A.J. Edwards, l’élève de Terrence Malick deviendra grand

À la merveille et Knight of Cups comme monteur, déjà dans l’équipe du maestro Terrence Malick en 2005, sur Le Nouveau Monde, ou encore sur Song to Song en 2017. A.J. Edwards a hérité de l’étiquette de « protégé de Malick », son disciple. Un apprenti qui commence à s’émanciper gentiment, déployant ses ailes pour nous exposer sa vision du cinéma, sa sensibilité, son sens du cadre semblable à celui de son maître.
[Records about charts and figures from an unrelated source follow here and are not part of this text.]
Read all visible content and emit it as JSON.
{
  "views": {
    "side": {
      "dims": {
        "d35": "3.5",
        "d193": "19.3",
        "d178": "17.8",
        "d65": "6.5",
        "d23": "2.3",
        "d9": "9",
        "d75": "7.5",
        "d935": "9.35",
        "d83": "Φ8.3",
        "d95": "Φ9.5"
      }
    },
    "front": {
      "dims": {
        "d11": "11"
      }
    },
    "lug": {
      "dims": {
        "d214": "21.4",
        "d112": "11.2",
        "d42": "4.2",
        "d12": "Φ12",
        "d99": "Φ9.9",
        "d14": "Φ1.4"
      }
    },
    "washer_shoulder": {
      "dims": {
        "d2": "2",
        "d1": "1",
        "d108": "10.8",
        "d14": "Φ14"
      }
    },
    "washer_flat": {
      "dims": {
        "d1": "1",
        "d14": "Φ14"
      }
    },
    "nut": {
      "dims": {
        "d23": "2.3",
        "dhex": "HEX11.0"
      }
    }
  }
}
Photo copyright : Festival Deauville

Son chemin est encore discret, loin des lumières, loin des attentes gigantesques de son exemple. A.J. Edwards constitue pièce par pièce sa carrière, sans brûler les étapes. Un premier film nommé The Better Angels, présenté au Sundance et encore à la Berlinale, en 2014, comme premier fait d’arme. L’histoire traite de la jeunesse d’Abraham Lincoln, dans l’Indiana de 1817. Une cinématographie hallucinante, une image en noir et blanc où la spiritualité rencontre l’une des légendaires figures américaines. Une première oeuvre qui place le talent d’Edwards, aussi poétique et méticuleux que Terrence Malick.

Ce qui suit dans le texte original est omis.